Washington, Apr 25 (EFE).- Republican lawmakers on Tuesday removed from their budget demands the funds previously allocated to build the border wall with Mexico, given that Democrats were unwilling to agree to back the budget with that line item in place and after President Donald Trump softened his stance on the matter.
The president seems to be open to withdrawing his insistence that the $1.4 billion in financing he had demanded for the barrier be included in the budget, and the aim of the shift was clearly to achieve a consensus among lawmakers on the federal budget, which must be approved before Friday if a partial government shutdown is to be avoided.
After Trump went public with his budget proposal last month, in which he included his request for funding to start construction of the wall, Democrats drew a line in the sand and warned the president that they would block any budget bill that included it.

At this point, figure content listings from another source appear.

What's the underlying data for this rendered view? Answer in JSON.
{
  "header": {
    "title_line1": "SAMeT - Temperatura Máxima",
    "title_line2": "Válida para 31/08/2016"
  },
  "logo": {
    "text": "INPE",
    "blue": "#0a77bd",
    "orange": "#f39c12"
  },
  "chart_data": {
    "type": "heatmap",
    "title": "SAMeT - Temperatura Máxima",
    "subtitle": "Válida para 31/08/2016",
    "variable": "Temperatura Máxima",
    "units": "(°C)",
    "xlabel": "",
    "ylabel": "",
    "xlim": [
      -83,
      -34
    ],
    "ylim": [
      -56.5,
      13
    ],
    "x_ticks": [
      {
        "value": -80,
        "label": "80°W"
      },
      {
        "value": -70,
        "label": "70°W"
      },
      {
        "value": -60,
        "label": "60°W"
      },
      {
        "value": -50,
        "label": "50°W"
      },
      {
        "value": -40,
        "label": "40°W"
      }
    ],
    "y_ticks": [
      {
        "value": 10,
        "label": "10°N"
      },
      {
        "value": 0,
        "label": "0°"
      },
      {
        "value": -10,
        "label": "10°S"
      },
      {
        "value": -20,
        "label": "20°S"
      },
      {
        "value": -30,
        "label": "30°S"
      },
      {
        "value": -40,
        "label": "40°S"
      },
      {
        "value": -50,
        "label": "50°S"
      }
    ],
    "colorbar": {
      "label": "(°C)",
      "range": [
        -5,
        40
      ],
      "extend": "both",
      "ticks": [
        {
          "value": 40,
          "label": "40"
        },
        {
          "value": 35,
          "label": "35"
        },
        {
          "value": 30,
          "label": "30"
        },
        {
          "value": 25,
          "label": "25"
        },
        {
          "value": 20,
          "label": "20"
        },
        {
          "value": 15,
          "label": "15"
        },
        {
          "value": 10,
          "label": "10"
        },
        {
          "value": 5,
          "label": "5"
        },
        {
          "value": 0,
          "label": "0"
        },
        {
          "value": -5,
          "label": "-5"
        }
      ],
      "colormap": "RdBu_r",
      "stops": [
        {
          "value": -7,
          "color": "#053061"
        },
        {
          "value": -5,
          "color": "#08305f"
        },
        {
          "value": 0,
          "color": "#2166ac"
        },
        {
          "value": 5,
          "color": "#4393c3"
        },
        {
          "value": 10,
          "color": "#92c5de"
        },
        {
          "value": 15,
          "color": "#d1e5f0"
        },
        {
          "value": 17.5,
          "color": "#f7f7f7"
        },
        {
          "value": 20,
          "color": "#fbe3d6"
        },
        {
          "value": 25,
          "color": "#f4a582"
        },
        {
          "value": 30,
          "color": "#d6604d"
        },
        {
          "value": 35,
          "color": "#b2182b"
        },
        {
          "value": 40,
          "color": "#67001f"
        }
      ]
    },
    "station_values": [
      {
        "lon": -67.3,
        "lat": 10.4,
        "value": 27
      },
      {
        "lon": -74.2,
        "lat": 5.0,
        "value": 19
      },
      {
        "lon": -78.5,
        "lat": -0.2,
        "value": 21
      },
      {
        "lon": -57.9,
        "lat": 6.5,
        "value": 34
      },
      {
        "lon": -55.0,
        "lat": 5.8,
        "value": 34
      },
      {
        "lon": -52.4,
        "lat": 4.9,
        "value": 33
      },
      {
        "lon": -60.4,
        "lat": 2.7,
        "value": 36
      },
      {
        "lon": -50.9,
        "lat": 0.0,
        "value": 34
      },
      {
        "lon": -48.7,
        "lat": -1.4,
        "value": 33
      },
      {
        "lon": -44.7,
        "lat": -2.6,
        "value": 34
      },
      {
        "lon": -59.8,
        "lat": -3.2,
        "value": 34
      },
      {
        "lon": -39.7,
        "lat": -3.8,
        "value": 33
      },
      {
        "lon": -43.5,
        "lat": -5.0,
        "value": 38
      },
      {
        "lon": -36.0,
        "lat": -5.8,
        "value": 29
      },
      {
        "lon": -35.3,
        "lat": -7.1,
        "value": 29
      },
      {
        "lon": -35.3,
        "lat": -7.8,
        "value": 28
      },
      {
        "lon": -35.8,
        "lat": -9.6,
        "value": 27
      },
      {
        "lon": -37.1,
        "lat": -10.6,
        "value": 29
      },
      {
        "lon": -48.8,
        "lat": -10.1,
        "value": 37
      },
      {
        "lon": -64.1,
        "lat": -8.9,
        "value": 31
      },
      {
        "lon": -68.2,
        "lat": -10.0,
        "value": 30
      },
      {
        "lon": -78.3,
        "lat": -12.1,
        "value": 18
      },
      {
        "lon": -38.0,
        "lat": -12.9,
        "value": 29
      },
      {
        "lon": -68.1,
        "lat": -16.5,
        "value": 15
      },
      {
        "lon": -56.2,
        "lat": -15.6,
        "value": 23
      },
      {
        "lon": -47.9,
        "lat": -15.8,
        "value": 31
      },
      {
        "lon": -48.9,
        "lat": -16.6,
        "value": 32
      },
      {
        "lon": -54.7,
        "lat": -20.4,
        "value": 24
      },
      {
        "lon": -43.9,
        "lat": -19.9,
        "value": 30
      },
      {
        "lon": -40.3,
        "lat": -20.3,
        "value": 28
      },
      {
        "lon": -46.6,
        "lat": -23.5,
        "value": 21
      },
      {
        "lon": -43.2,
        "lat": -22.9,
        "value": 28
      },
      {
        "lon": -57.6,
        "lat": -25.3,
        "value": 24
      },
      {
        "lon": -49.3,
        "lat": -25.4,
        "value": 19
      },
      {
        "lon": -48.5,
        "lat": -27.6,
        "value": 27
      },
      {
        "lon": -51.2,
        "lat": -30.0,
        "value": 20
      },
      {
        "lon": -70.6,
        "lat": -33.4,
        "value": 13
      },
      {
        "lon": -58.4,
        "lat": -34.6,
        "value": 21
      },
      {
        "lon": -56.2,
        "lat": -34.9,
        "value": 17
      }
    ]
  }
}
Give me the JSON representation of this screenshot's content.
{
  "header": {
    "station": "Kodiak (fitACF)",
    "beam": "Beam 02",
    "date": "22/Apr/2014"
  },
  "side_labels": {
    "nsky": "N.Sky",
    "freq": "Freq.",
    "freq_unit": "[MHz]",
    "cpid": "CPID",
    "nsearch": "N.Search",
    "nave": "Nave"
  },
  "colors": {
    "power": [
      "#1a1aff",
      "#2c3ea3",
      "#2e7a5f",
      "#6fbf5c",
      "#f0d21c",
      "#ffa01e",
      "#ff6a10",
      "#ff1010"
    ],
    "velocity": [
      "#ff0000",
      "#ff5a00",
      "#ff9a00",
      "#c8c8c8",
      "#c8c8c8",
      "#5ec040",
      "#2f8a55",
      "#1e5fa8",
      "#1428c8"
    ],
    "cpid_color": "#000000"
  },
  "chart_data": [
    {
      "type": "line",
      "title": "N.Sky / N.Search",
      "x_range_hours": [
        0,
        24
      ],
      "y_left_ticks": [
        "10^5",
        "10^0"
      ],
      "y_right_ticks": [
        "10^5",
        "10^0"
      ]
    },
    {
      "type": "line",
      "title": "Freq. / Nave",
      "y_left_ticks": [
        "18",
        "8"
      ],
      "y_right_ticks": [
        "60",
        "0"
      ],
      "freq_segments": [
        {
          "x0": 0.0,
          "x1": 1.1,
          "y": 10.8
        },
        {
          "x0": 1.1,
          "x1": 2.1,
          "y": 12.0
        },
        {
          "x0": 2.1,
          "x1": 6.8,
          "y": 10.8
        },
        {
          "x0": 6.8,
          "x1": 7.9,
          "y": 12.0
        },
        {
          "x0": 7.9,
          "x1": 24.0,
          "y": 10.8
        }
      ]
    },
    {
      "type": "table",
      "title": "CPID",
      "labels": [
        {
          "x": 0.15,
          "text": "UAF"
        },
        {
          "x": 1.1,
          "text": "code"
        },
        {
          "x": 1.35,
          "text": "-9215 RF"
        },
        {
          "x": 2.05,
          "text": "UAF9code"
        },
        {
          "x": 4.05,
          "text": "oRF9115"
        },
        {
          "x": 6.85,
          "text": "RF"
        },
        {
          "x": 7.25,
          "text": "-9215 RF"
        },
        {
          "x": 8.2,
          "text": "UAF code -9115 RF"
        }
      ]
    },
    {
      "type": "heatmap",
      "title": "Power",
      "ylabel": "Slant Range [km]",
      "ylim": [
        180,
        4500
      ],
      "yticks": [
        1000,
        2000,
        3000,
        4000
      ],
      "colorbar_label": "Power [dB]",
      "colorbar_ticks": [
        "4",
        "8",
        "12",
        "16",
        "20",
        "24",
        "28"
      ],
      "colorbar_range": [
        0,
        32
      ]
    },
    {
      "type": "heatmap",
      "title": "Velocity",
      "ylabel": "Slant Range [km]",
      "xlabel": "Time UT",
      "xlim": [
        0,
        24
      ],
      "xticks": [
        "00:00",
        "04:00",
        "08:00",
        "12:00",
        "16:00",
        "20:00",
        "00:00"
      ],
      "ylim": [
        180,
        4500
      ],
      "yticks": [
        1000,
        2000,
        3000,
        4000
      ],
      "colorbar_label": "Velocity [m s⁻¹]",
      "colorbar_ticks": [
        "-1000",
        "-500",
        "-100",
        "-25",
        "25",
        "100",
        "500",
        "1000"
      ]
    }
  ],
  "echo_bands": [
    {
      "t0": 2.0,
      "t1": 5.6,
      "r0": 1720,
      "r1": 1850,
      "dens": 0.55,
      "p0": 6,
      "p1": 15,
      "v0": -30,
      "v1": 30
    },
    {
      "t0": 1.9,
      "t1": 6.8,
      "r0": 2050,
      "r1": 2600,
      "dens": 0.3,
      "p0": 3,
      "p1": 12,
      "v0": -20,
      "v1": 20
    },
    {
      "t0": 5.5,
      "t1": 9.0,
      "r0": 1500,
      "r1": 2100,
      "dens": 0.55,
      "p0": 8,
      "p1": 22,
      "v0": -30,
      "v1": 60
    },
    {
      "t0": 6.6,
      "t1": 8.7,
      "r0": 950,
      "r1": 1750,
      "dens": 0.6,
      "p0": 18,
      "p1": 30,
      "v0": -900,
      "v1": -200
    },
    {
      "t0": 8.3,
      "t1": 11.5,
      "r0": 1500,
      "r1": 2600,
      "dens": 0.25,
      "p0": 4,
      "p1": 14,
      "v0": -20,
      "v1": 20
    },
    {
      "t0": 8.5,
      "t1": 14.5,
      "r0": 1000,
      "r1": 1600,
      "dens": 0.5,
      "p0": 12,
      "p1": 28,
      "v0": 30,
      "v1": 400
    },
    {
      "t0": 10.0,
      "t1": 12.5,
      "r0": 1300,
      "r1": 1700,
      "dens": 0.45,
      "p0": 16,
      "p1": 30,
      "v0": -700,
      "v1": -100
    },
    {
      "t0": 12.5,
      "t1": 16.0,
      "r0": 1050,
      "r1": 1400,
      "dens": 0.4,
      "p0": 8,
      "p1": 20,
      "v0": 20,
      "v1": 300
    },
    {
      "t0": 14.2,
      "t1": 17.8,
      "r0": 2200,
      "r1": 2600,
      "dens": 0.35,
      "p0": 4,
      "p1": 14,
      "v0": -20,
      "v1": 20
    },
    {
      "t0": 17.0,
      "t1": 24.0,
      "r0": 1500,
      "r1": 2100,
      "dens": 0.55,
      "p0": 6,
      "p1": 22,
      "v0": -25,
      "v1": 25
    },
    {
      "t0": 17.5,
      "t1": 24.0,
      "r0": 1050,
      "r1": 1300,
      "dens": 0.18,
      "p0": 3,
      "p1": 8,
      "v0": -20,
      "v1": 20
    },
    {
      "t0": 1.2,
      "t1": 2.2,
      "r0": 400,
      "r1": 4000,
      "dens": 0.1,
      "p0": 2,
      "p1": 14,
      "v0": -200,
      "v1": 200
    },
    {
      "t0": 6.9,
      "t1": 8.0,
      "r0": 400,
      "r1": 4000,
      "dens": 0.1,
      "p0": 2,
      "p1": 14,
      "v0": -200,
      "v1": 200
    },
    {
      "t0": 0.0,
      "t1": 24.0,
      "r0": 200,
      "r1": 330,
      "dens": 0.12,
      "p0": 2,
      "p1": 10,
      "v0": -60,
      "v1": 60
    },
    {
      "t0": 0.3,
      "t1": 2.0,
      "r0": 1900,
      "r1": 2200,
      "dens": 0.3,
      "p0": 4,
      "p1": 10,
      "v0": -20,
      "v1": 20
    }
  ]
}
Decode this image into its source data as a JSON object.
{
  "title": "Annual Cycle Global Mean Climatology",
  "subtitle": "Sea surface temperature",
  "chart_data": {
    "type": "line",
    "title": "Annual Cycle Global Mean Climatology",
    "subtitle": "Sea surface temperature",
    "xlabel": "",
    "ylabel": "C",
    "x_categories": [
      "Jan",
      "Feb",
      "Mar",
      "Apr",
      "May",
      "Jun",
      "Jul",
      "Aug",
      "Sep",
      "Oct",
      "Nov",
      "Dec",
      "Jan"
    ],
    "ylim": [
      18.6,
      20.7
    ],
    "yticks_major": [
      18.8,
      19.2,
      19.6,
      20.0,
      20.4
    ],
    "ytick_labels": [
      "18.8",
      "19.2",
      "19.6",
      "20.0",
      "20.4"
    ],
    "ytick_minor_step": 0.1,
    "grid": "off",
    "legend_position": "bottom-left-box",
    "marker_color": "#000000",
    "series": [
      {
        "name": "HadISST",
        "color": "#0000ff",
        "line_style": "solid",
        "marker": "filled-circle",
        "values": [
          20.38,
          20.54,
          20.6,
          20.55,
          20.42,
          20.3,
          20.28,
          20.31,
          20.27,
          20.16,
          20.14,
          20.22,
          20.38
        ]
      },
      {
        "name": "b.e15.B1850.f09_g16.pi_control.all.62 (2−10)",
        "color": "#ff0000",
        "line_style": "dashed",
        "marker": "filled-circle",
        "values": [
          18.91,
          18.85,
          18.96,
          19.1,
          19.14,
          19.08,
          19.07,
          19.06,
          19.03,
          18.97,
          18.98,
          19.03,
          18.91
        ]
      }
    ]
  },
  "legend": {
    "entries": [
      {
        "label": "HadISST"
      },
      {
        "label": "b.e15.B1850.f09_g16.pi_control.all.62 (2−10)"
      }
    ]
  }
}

The Democrats’ unwillingness to compromise on the issue seems to have been effective in terms of obtaining their initial objective.
As EFE confirmed with Senate officials, the conservative leadership in the upper house on Tuesday presented a new proposal with the wall construction funds out of the equation, although it includes funding for strengthening security along the US-Mexico frontier.
Part of the new financing would be destined for repairing the fences that already exist along the border and for new monitoring technology to patrol the zone.
On Monday evening, Trump softened his stance on his demand for immediate funding for wall construction, saying during a meeting with a group of conservative media outlets that he could wait until autumn for the funds and include them in the budget for Fiscal Year 2018, which will be negotiated at that time.
White House spokesman Sean Spicer, however, said that Trump remains intent on building a wall in the coming months and the administration will continue working on that and preparing to begin construction while negotiations are under way for next fiscal year’s budget.
Shortly thereafter, after signing some executive orders on agriculture and taking questions from reporters, Trump repeated that the US “desperately” needs the wall, adding that it will be build “soon.”
Meanwhile, Senate Minority Leader Chuck Schumer said that Trump’s shift was “good news,” adding that it eliminates “the prospect of a needless fight over a poison pill proposal that members of both parties don’t support.”